Selling a Vision or Blowing Smoke?

The other day, I sat in on a pitch practice with a company who, by all accounts, is the leader in its category.  They are doing things no other company like it has been able to do, on relatively little capital compared to their peers.  When they focus on sales, they crush it.  When they focus on making product improvements, they make great strides.  Consumer buzz in their market has been off the charts.

However, their story wasn't all quite wrapped up in a neat little box with a bow.  Because they have such a small team, these things didn't all quite happen in order--they've happened one thing at a time.  Sales have been a bit lumpy, for example, because there's no real marketing person driving it.  There's no sales team or channel relationships to get that flywheel turning in a predictable manner--yet.

Now, they're out fundraising.  The question they face is how do you tell an imperfect story about a company where you're sure all the pieces are there, but they're not quite working together in a train that is leaving the station yet.

You can go either two ways with this:

You can go out confidently, because you believe there's a big opportunity, point to all the great pieces that are there, and say "I'm raising this round to put them all together and take over the world." 

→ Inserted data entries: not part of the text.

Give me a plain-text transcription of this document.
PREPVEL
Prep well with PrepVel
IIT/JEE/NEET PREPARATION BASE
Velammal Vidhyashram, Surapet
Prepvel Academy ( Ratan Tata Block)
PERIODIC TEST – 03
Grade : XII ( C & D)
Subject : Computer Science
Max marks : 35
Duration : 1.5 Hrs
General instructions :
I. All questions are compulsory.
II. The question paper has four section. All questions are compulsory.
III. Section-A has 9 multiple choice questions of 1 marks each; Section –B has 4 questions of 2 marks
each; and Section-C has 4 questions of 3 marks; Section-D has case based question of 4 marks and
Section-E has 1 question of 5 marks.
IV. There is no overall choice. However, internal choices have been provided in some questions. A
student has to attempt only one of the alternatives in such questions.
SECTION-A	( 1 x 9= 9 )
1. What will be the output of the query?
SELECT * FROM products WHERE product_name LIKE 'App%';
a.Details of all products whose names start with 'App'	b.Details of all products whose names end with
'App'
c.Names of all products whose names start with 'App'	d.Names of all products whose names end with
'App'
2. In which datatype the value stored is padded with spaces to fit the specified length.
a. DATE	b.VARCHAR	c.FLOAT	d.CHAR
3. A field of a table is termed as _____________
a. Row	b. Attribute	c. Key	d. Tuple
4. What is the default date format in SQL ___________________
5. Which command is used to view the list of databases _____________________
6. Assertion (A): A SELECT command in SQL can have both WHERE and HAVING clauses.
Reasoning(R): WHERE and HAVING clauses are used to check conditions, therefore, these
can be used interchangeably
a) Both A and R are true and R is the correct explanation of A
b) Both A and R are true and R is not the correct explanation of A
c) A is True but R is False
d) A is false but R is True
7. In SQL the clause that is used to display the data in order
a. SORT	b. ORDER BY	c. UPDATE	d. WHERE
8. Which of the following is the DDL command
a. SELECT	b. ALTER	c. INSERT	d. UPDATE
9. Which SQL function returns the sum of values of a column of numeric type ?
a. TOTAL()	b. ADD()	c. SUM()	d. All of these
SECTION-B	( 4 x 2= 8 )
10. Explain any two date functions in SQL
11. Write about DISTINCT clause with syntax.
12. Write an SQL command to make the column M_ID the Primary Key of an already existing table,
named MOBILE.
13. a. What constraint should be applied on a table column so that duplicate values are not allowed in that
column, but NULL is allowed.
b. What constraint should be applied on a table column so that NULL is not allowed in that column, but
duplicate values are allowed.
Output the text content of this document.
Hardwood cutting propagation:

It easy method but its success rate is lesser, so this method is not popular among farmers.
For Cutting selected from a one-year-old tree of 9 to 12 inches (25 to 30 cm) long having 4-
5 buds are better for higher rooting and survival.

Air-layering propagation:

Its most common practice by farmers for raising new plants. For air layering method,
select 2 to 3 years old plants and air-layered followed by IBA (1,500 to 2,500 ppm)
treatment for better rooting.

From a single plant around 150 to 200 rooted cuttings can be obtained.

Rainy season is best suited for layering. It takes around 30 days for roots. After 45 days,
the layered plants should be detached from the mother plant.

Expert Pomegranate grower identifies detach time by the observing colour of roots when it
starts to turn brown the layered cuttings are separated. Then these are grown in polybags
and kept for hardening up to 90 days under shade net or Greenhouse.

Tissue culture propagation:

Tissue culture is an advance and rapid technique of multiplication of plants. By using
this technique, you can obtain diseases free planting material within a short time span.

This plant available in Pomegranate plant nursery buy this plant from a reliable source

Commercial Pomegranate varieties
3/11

Or, you can go out with something smaller, theoretically easier to ask for--a turning over of the next card if you will, to fix all those little problems and show better the next time around.

The second option sure feels like the safer bet.  

Swinging for the fences with anything less than a perfect story feels like a huge risk, right?  What if you miss?

Here's my worry: If you go out swinging for anything less than the fences at any time, you're going to signal that this is a small opportunity, or something slightly strained or broken.  No one gets excited about "extensions".  Why pitch an "almost" versus a "sure bet"?

Entrepreneurs, especially in a questionable fundraising environment, might be asking for less, being less aggressive about projections, and generally self-conscious about the parts of the story that aren't perfect.  I saw this in their pitch.

But who's story is perfect?

If anything, in a bad environment, I suspect that only the screaming buys from entrepreneurs who come in guns blazing are going to get noticed.  To me, VCs have two reactions to things: excited and not excited.  

The not exciting reactions turn into passes and the exciting ones get worked on.  Your job in a pitch is to excite your audience for all the same reasons you're excited.  Then you can let VCs talk you off the ledge in terms of price, round size, etc.  However, if they don't sense that initial excitement coming from the founder, the sharks are going to smell blood in the water and you'll be toast.

Rounds are getting done--big ones, too.  They might take longer and not be priced as high as founders would have liked, but fundraising is like a game of enthusiasm telephone.  I tell one person and they tell one person and then so on and so forth.  If the entrepreneur doesn't exude a ton of confidence, it's only going to get more and more muted as the pitch gets passed around the partners of a firm.  

You have to be extra careful about trying to explain away your weaknesses before anyone's even asked about them.  Go over your deck and remove anything that detracts from your amazing story.  Eliminate it from your thoughts and your language.  

That doesn't mean you won't have well considered answers--but they need to be positive, confident ones that return the story to your vision.

The same goes with pitches that talk about how you're getting to break even.  That's nice if you're raising a later stage round, but when you're a seed funded company, you should have lots and lots of growth ahead of you.  You shouldn't want to get to break even as a strategy.  We're not building a mom and pop business, we're aiming for companies who can exit for hundreds of millions of dollars.  

Venture cycles can feel like a bank run sometimes.  The media says venture is slowing down, so VCs are more cautious, so entrepreneurs pitch differently, make different asks, perpetuating the downward cycle.  

Be careful not to let the cycle shake your confidence.